С таким снаряжением индусы до вечера бродили по городу и по караван-сараям, где жили их должники. Собрав деньги, они возвращались к себе домой и пили настой из какого-то растения вроде конопли. Залив листья растения водой, они толкли его в ступке и, как сок опия, процеживали через материю, затем наливали в индийские металлические стаканчики и пили.

По-видимому, этот напиток имел сильное опьяняющее действие, потому что между ростовщиками происходили ссоры и драки.

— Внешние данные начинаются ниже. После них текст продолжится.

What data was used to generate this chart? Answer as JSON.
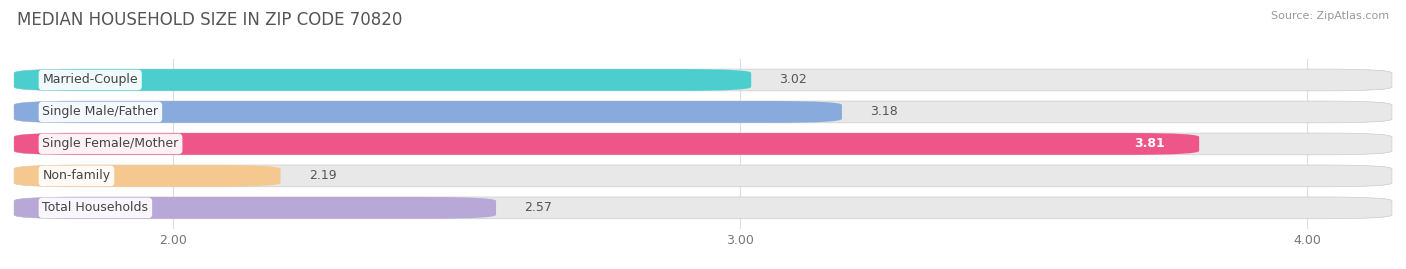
{
  "title": "MEDIAN HOUSEHOLD SIZE IN ZIP CODE 70820",
  "source": "Source: ZipAtlas.com",
  "categories": [
    "Married-Couple",
    "Single Male/Father",
    "Single Female/Mother",
    "Non-family",
    "Total Households"
  ],
  "values": [
    3.02,
    3.18,
    3.81,
    2.19,
    2.57
  ],
  "bar_colors": [
    "#4DCECE",
    "#88AADD",
    "#EE5588",
    "#F5C890",
    "#B8A8D8"
  ],
  "value_inside": [
    false,
    false,
    true,
    false,
    false
  ],
  "xlim_left": 1.72,
  "xlim_right": 4.15,
  "xticks": [
    2.0,
    3.0,
    4.0
  ],
  "xtick_labels": [
    "2.00",
    "3.00",
    "4.00"
  ],
  "value_label_fontsize": 9,
  "category_label_fontsize": 9,
  "title_fontsize": 12,
  "background_color": "#ffffff",
  "bar_bg_color": "#e8e8e8",
  "bar_height": 0.68,
  "bar_gap": 1.0
}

В караван-сарае Олим-джон жил индус по имени Боярчи. По сравнению с другими он был более опрятен, от него меньше пахло и в комнатке его не стояла удушливая вонь. Он хорошо писал по-таджикски арабским алфавитом и гладко читал. В келье у него хранились всевозможные книги. Здесь я впервые увидел литературные произведения и сборники, изданные в Индии, такие, например, как «Гулистони масаррат», диван Мирзо-Мазхар-джона Джонона и «Хазонаи Омира». Особенно много имелось у него книг, написанных индийскими письменами. Однако он постоянно читал не только индийские, но и таджикские книги, которыми разрешал пользоваться и мне.



Индийцы в караван-сарае. Бухарский эмират. 1880-е

Боярчи не занимался ростовщичеством, он торговал драгоценностями. Камни его не относились к числу дорогих, их обычно покупали ювелиры и медники для украшения изготовляемых ими изделий.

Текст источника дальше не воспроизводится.